The head of the UN Development Programme has been visiting Switzerland to outline the organisation's future strategy. Mark Malloch Brown also thanked Switzerland for its strong financial support.

Malloch Brown kicked off his visit by thanking the foreign minister, Joseph Deiss, for Switzerland’s continuing financial to the UNDP: this year Berne handed over 52 million francs to assist development programmes around the world.

His trip coincided with the UN development summit in Geneva, where the general assembly acknowledged it had failed miserably to meet its commitments to reduce poverty, unemployment and social exclusion.

Malloch Brown admitted the UNDP was partly to blame, but assured his Swiss hosts that the organisation had turned a corner, and now had new strategy which would yield better results.

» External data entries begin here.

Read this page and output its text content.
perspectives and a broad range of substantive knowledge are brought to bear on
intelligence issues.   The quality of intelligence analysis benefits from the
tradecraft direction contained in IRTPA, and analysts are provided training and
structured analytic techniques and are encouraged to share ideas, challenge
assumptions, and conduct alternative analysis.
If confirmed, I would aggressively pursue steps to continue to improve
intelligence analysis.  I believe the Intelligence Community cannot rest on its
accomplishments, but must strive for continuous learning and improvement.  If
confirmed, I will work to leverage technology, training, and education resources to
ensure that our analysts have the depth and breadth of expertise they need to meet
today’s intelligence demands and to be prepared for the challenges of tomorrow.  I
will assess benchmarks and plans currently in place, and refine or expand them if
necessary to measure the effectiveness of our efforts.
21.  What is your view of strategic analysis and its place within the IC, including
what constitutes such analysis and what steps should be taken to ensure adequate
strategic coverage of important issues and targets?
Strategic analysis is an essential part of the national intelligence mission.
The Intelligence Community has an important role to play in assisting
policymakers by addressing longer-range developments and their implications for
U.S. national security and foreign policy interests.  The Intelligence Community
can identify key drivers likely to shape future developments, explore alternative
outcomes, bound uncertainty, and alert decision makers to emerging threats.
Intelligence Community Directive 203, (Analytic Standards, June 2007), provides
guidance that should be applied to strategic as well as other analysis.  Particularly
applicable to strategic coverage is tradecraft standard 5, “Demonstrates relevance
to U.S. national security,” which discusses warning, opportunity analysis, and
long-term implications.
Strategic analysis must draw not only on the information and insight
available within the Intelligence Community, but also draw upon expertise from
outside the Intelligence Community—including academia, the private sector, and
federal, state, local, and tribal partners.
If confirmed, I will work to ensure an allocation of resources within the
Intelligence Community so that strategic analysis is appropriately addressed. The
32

The central pillar of this new approach is to work more closely with the Bretton Woods institutions, the World Bank and the International Monetary Fund. “We have made the tactical decision to engage with [these institutions] to help countries prepare their macroeconomic strategy with a much sharper emphasis on pro-poor policies,” said Malloch Brown.

He is taking a hard sell approach to this strategy. And well he might. The World Bank and IMF are regarded as pariahs in much of the developing world. The Bank has taken to publicly admitting that its policies have often resulted in disaster, but its credibility gap remains vast.

As a former World Bank employee, Malloch Brown is facing a potential credibility problem himself, and there’s a risk this could adversely affect the way the UNDP is perceived by the people it is there to help.

Nevertheless, he stressed that it was not feasible for the UNDP to work independently of these institutions. “We’re accepting that there is a World Bank/IMF system in these countries [and] we’re working to maximise their opportunities under those.”

Malloch Brown’s strategy seems politically astute. But by working closely with institutions that are so much wealthier and better-connected, he risks throwing away the UNDP’s greatest asset – the goodwill it has built up with developing countries.